CORS errors explained: why your API request works in curl but fails in the browser

The most confusing thing about a CORS error is that nothing is actually broken. The API works. The request may even have reached it. But the browser refuses to hand your JavaScript the response, and prints something cryptic about Access-Control-Allow-Origin.

What CORS actually protects

Your browser carries your cookies and your logged in sessions. Without CORS, any website you visit could quietly make requests to your bank, your email, or your company's internal tools, riding on your credentials, and read the responses. CORS is the rule that says: JavaScript on site A can only read responses from site B if site B explicitly allows it.

That is why curl, Postman, and your backend can call any API freely. They are not browsers holding someone's credentials, so the protection does not apply to them.

How the browser decides

When JavaScript on https://app.example.com fetches https://api.other.com/data, the browser looks at the response headers. If they include Access-Control-Allow-Origin: https://app.example.com (or *), your code gets the response. If not, the browser throws it away and shows the CORS error. For requests with custom headers or methods like PUT, the browser first sends an OPTIONS preflight request asking permission.

Fixing it

CORS is fixed on the server, never in the browser. The API needs to send the right headers:

  • Access-Control-Allow-Origin: the origin allowed to read responses.
  • Access-Control-Allow-Methods: which methods are allowed.
  • Access-Control-Allow-Headers: which request headers are allowed, needed when you send things like Authorization.

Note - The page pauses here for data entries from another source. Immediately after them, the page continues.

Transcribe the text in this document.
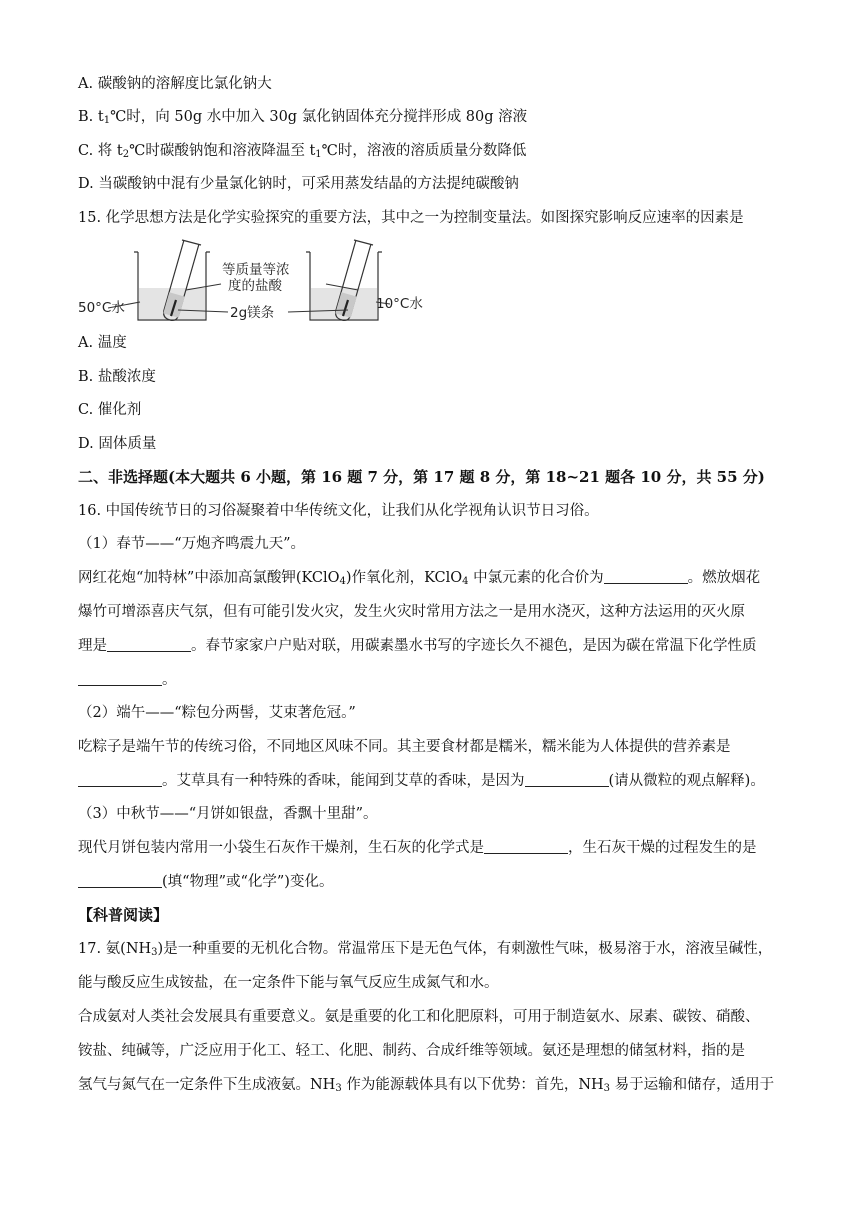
A. 碳酸钠的溶解度比氯化钠大
B. $t_1℃$时，向 50g 水中加入 30g 氯化钠固体充分搅拌形成 80g 溶液
C. 将 $t_2℃$时碳酸钠饱和溶液降温至 $t_1℃$时，溶液的溶质质量分数降低
D. 当碳酸钠中混有少量氯化钠时，可采用蒸发结晶的方法提纯碳酸钠
15. 化学思想方法是化学实验探究的重要方法，其中之一为控制变量法。如图探究影响反应速率的因素是
等质量等浓
度的盐酸
2g镁条
50°C水	10°C水
A. 温度
B. 盐酸浓度
C. 催化剂
D. 固体质量
二、非选择题(本大题共 6 小题，第 16 题 7 分，第 17 题 8 分，第 18~21 题各 10 分，共 55 分)
16. 中国传统节日的习俗凝聚着中华传统文化，让我们从化学视角认识节日习俗。
（1）春节——“万炮齐鸣震九天”。
网红花炮“加特林”中添加高氯酸钾(KClO$_4$)作氧化剂，KClO$_4$ 中氯元素的化合价为	。燃放烟花
爆竹可增添喜庆气氛，但有可能引发火灾，发生火灾时常用方法之一是用水浇灭，这种方法运用的灭火原
理是	。春节家家户户贴对联，用碳素墨水书写的字迹长久不褪色，是因为碳在常温下化学性质
。
（2）端午——“粽包分两髻，艾束著危冠。”
吃粽子是端午节的传统习俗，不同地区风味不同。其主要食材都是糯米，糯米能为人体提供的营养素是
。艾草具有一种特殊的香味，能闻到艾草的香味，是因为	(请从微粒的观点解释)。
（3）中秋节——“月饼如银盘，香飘十里甜”。
现代月饼包装内常用一小袋生石灰作干燥剂，生石灰的化学式是	，生石灰干燥的过程发生的是
(填“物理”或“化学”)变化。
【科普阅读】
17. 氨$(NH_3)$是一种重要的无机化合物。常温常压下是无色气体，有刺激性气味，极易溶于水，溶液呈碱性，
能与酸反应生成铵盐，在一定条件下能与氧气反应生成氮气和水。
合成氨对人类社会发展具有重要意义。氨是重要的化工和化肥原料，可用于制造氨水、尿素、碳铵、硝酸、
铵盐、纯碱等，广泛应用于化工、轻工、化肥、制药、合成纤维等领域。氨还是理想的储氢材料，指的是
氢气与氮气在一定条件下生成液氨。$NH_3$ 作为能源载体具有以下优势：首先，$NH_3$ 易于运输和储存，适用于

If you do not control the API, you need a proxy: your own small backend that forwards requests server to server, where CORS does not apply. Browser extensions that disable CORS exist, but they only change your browser, not your users' browsers.

Test an API from your browserSend REST requests from your browser, import or copy as cURL, and inspect the status, headers, timing, and response body.

Reading the error precisely

“No Access-Control-Allow-Origin header” means the server did not opt in at all. “Origin not allowed” means it opted in for other origins but not yours. “Preflight response not successful” means the OPTIONS request failed, often because the server does not handle OPTIONS or an auth layer rejects it. Each message points at a different server side fix.